Penn State Hollywood Program expands to serve more students

June 13, 2016

UNIVERSITY PARK, Pa. — After a successful inaugural semester, the Penn State Hollywood Program will expand by more than 40 percent during the 2016-17 academic year, allowing 17 College of Communications students to complete internships and course work while living in Los Angeles from January to May.

Professor Robert Richards, who created the Hollywood Program and stayed on site with students during the inaugural semester this past spring, said interest in the program by alumni and internship partners in Los Angeles helped make the increased class size possible. During its inaugural semester, the program accepted a dozen students.

PHOTO GALLERY: Looking back at inaugural semester

“Interest from students has always been high. From the day we announced the Hollywood Program our undergraduates wanted to be a part of it,” Richards said. In fact, 116 students applied for the initial semester. “Support from alumni and partners was strong as well. As people became more familiar with the quality of our students and understood our commitment to the program, requests for interns increased. Many companies and organizations are interested in having a Penn Stater working for them.”

VIDEO: Hollywood Program 2016 Recap

Richards also created the Penn State Washington Program, which has been facilitating internships for students living on site in the nation’s capital for more than two decades. Penn State is one of just a handful of U.S. universities that facilitates intensive, on-site internship opportunities in both Hollywood and Washington, D.C.
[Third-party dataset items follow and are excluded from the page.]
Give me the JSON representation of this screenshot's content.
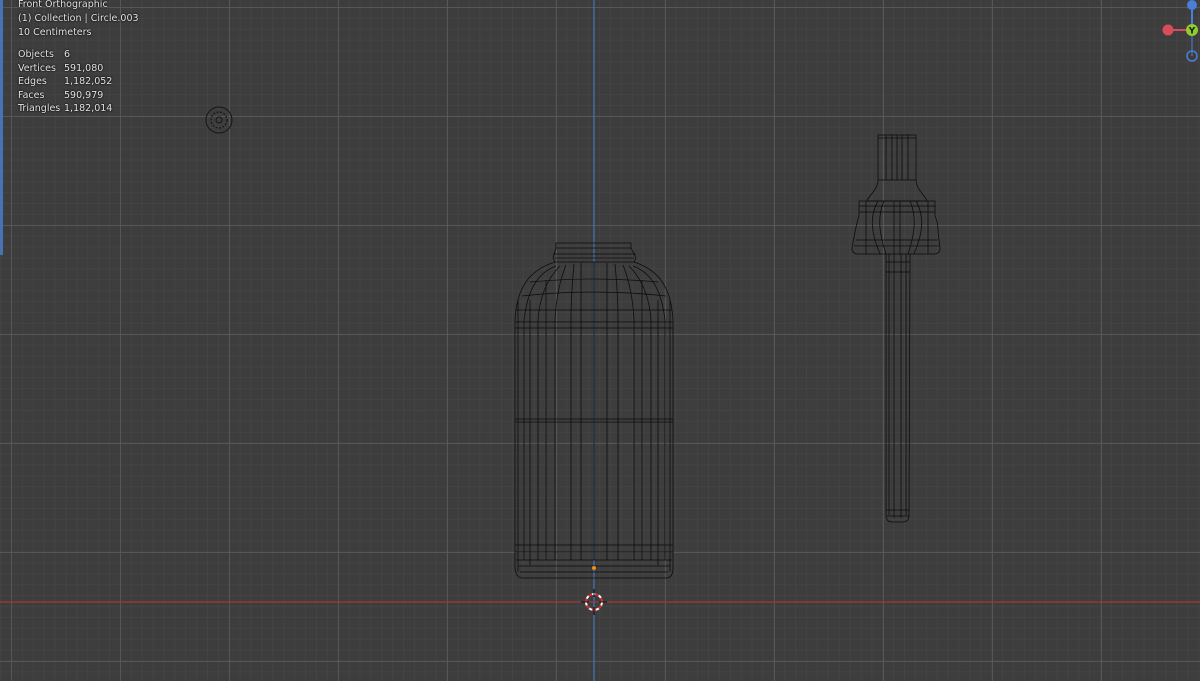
{
  "header": {
    "view_name": "Front Orthographic",
    "collection_info": "(1) Collection | Circle.003",
    "scale_info": "10 Centimeters"
  },
  "statistics": [
    {
      "label": "Objects",
      "value": "6"
    },
    {
      "label": "Vertices",
      "value": "591,080"
    },
    {
      "label": "Edges",
      "value": "1,182,052"
    },
    {
      "label": "Faces",
      "value": "590,979"
    },
    {
      "label": "Triangles",
      "value": "1,182,014"
    }
  ],
  "gizmo": {
    "axes": [
      {
        "name": "X",
        "color": "#d94c5a"
      },
      {
        "name": "Y",
        "color": "#8fcc2e",
        "label": "Y"
      },
      {
        "name": "Z",
        "color": "#4a7fd6"
      }
    ]
  },
  "colors": {
    "grid_background": "#3d3d3d",
    "x_axis_line": "#a03a3a",
    "z_axis_line": "#3f77b8",
    "wireframe": "#0d0d0d",
    "origin_point": "#f28c1a"
  },
  "icons": [
    "3d-cursor-icon",
    "light-object-icon",
    "navigation-gizmo-icon"
  ]
}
Students selected for the 2017 Penn State Hollywood Program are:

  • Nicole Barros, a senior journalism major from Bronxville, New York;
  • Alexander Bobbyn, a junior journalism major from New Tripoli, Pennsylvania;
  • Jacinta Bowen, a junior film major from Dover, Pennsylvania;
  • Olivia Cohen, a senior film major from North Salem, New York;
  • Matthew DePanifilis, a senior film major from Litiz, Pennsylvania;
  • Blaise Deveney, a senior film major from Barto, Pennsylvania;
  • Allen Guerrero, a senior film major from Summit, New Jersey;
  • Kristopher Hart, a sophomore journalism major from Philadelphia;
  • Olivia Hogan, a sophomore journalism major from Barnegat, New Jersey;
  • Candace McPhillips, a senior journalism major Collegeville, Pennsylvania;
  • Alexander Melso, a junior film major from Springfield, Pennsylvania;
  • Jennifer Meyers, a senior advertising/public relations major from Harrington Park, New Jersey;
  • Adam Murray, a senior film major from Harrisburg, Pennsylvania;
  • Hai Nguyen, a senior film major from Enola, Pennsylvania;
  • Bre’jon Patrick, a junior journalism major from Williamstown, Pennsylvania;
  • Corey Ross-Robertson, a junior film major from Brackney, Pennsylvania; and
  • Ayra Siddiq, a junior film major from Mania, Philippines.

The Hollywood Program guarantees selected students an internship related to their professional field of interest. The scope of a student’s targeted professional field is determined during the application and interview processes.

Students in the inaugural class were pleased with the program because of the experience and opportunities in Los Angeles.

“It was a great learning experience. I came out here to get my feet wet in the industry and I learned a lot of things you can’t learn in the classroom,” said Allen Rounsley, who earned an internship at HBO during the program and remained with the company after he graduated in May. “The advice I would give people that are considering the Hollywood Program is to not take it lightly. There’s a personality that comes with this type of experience. I think you have to be outgoing. I think you have to be willing to meet other people. If you have a shy personality, L.A.’s not for you.”

Because the internship program coincides with the spring academic semester, students benefit from some valuable timing. For example, television production is in full swing during the spring with dramas, game shows, late-night talk shows and sitcoms in production. When the shows are in production, the allied fields (entertainment news, programming, publicity) are in full operation as well. Additionally, the spring is “pilot season” in Hollywood, when networks order initial episodes of shows that may go on the fall schedule. While some cable networks launch shows at various times, there remains an abundance of new production in the first four months of the year.

Of course, the spring semester begins with “awards season” in Hollywood. The Golden Globes, the Screen Actors’ Guild Awards, the Directors’ Guild Awards and the Oscars all take place during this time. 

Penn State courses on entertainment industry topics are offered on site and students may enroll in Penn State online courses, allowing them to maintain a full course load and stay on track for graduation while completing their internship.